ENCE z zarzutami w stronę M1

Jeszcze zanim gracze pojawili się na serwerze, ENCE opublikowało długie oświadczenie. W tym odnosiło się do kontrowersji związanych z M1, czyli ekipą, która przez wielu obserwatorów sceny w mediach społecznościowych posądzana jest o nieuczciwą grę. Co jednak kluczowe, jak dotąd nikt nie znalazł żadnych dowodów, które doprowadziłyby do wykluczenia polskiej piątki. – Wydajemy to oświadczenie, by wyrazić nasze poważne obawy w kwestii integralności nadchodzącego wielkiego finału YGames Pro Series Season 5 przeciwko M1. Przez cały sezon, wliczając w to nasz poprzedni mecz z M1, mogliśmy zaobserwować zachowania i działania, które budzą poważne wątpliwości co do zasad fair play – przyznali przedstawiciele fińskiej organizacji.

Kolejne informacje otrzymane od innych operatorów turniejów, którzy organizowali turnieje z udziałem M1, tylko wzmogły nasze obawy.
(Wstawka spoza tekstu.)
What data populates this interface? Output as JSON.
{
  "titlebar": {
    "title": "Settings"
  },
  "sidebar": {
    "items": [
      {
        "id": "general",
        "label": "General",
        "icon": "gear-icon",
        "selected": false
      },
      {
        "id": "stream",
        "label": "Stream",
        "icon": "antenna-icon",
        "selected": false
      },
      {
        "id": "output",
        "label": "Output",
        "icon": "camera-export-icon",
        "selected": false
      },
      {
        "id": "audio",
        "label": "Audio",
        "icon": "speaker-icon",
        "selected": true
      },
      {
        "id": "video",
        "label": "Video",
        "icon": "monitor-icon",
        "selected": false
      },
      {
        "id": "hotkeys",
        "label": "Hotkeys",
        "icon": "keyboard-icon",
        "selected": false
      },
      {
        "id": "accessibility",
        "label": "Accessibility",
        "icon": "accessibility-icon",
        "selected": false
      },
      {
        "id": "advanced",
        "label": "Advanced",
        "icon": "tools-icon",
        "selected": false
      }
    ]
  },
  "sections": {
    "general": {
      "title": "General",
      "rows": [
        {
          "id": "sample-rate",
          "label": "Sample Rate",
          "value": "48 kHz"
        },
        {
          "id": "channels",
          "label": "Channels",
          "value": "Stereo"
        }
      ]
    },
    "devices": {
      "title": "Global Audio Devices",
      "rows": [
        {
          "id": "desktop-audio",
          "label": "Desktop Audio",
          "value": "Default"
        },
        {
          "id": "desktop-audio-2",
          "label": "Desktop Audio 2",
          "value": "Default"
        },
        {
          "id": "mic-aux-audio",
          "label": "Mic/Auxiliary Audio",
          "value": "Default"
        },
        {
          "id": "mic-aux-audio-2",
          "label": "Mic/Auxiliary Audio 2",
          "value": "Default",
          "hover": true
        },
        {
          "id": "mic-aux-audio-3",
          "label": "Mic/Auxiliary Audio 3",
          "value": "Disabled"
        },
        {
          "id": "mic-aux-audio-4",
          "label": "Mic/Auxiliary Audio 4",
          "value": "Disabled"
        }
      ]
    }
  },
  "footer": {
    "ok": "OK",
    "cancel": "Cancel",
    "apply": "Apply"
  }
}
Z uwagi na te okoliczności mamy poważne wątpliwości co do integralności dzisiejszego meczu oraz uczciwość rywalizacji. Poruszyliśmy ten temat z organizatorami, a teraz podajemy je też do wiadomości publicznej. YGames odpowiedziało na nasze obawy, oświadczając, iż obraz z kamery każdego gracza będzie prezentowany na streamie podczas wielkiego finału. Dodatkowo tak, jak poprzednio, będą oni korzystać z oprogramowania Akros. Wymagane jest też nagrywanie demek POV. Podzielą się oni z drużynami nagraniami z kamer dzień po finale – dodało ENCE w swoim komunikacie.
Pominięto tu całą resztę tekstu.